Le péché originel

La faute première que ce gouvernement n’en finit pas de payer, c’est d’avoir prétendu que le masque était inutile, si ce n’est même dangereux au tout début de l’épidémie, pour tenter de camoufler l’impréparation voire l’impéritie des services publics, dont les stocks avaient mystérieusement disparu de la circulation, quand ils n’étaient tout simplement pas devenus obsolètes. Ce mensonge d’état a pesé très lourd dans le manque d’adhésion et de confiance de la population dans la parole politique, et dans une moindre mesure, médicale.

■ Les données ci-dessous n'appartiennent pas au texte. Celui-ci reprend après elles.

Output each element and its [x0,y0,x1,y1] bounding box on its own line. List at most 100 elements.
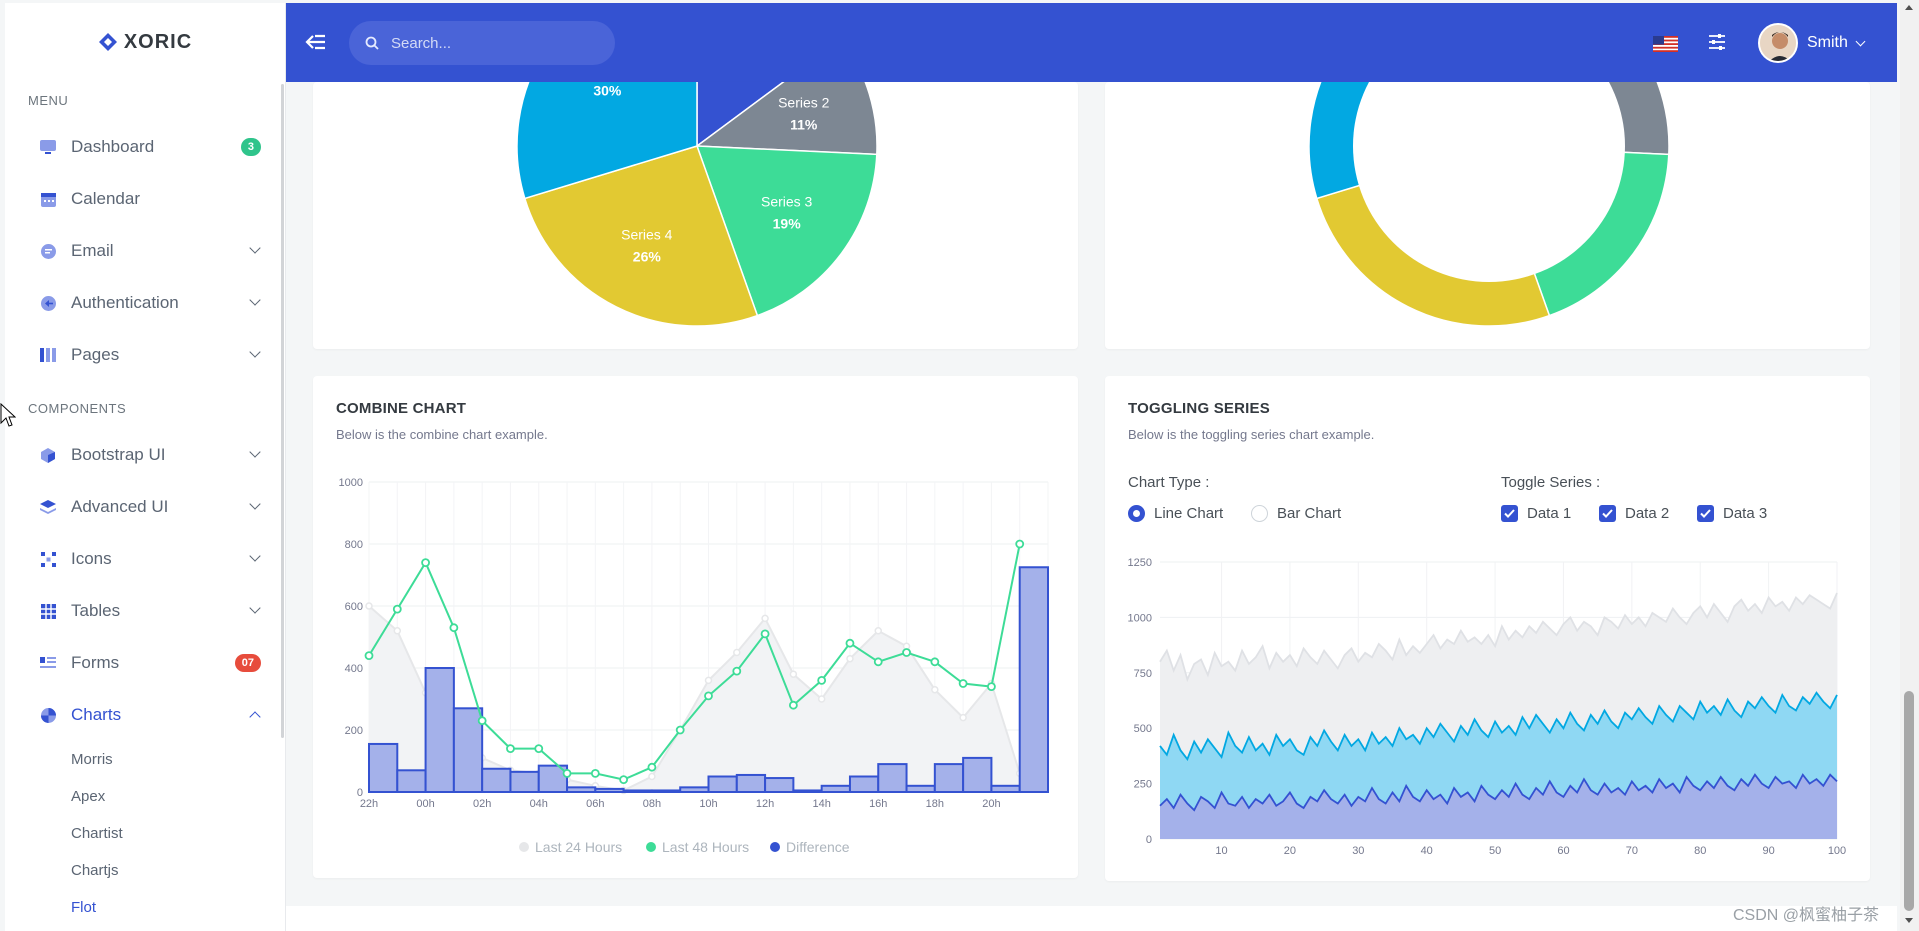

Comment peut-on croire une autorité capable de défendre un point de vue et son contraire ? Après avoir voué le masque aux gémonies sous prétexte qu’il donnerait « une fausse impression de sécurité », les dirigeants sont en passe de le rendre obligatoire en tous lieux et en toutes circonstances, notamment à l’école. Comme Adam et Ève, les Français ont goûté au fruit de la connaissance et sont devenus méfiants. La nécessité du port du masque dans certaines situations a fini par être admise quand elle fait appel au simple bon sens et que les risques de contamination sont évidents. Cette prise de conscience a entraîné une vision différente du statut de ce masque. D’accessoire de protection individuelle, il est passé à outil collectif de protection de la société, et à ce titre devrait être fourni gratuitement à toute la population. Devenu obligatoire au travail, il est fourni par l’employeur, et l’on ne voit pas pourquoi il serait à la charge des familles à l’école. Les collectivités locales ou régionales l’ont bien compris qui distribuent des masques gratuitement pour les usagers des transports en commun, sans que l’état y trouve rien à redire. Il serait bien mal placé puisque lui-même a programmé l’acheminement de nombreux masques pour les familles les plus pauvres.

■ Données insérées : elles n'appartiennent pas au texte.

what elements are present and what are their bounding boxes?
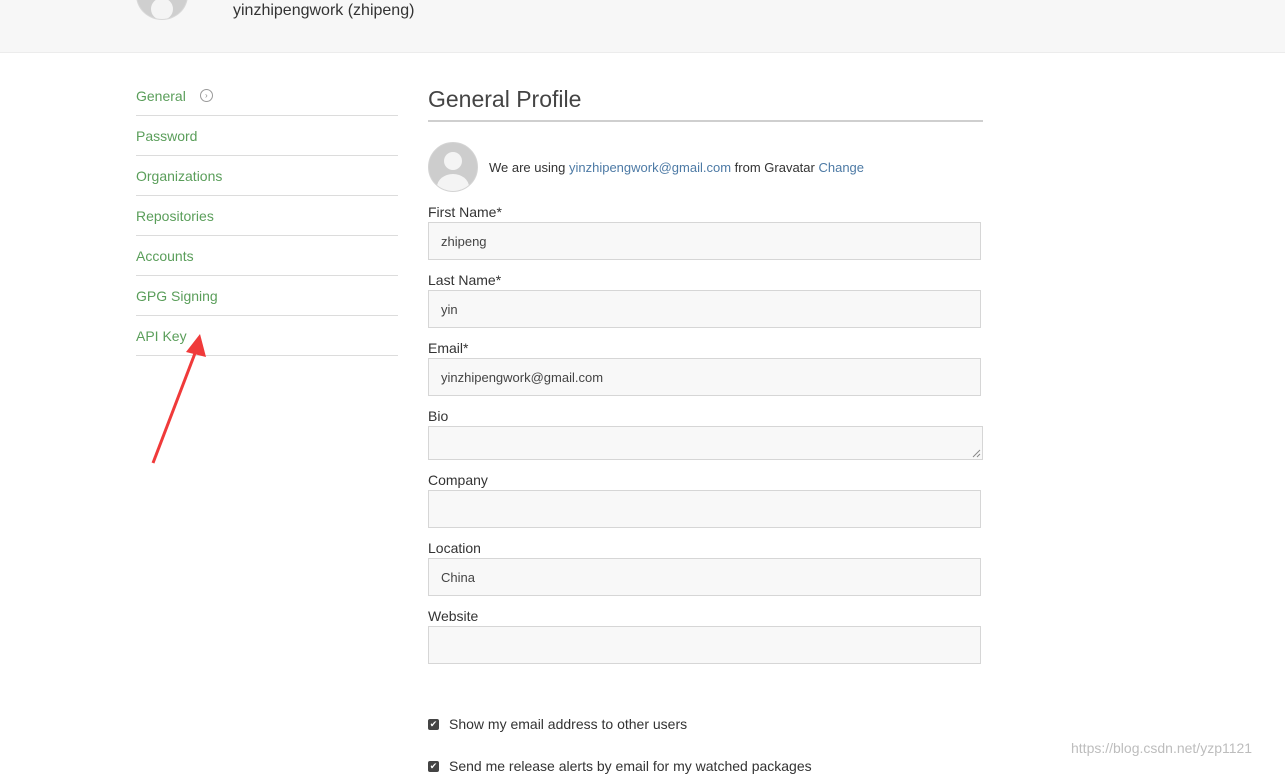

Je reste persuadé que le moyen le plus simple de donner accès aux masques à toute la population aurait été de le rendre gratuit pour tout le monde, y compris en installant des distributeurs dans les rues ou dans les lieux publics. Et que le président, qui a lancé le « quoi qu’il en coûte » ne vienne pas nous dire que c’est trop cher. Un député de la majorité a chiffré à 150 millions le budget nécessaire pour équiper les collégiens et les lycéens. Rapportés au plan de relance de l’économie de 100 milliards, et comparés au coût de l’épidémie et son impact sur la croissance, c’est peanuts. On pourrait même faire baisser la facture en nationalisant la fabrication des masques dont le prix a été multiplié par dix en quelques mois, malgré un plafonnement ridiculement haut. Le gouvernement a enfin admis que le message sur le port du masque devait être simple et clair pour être appliqué. Il doit y rajouter la gratuité pour obtenir l’adhésion des derniers récalcitrants.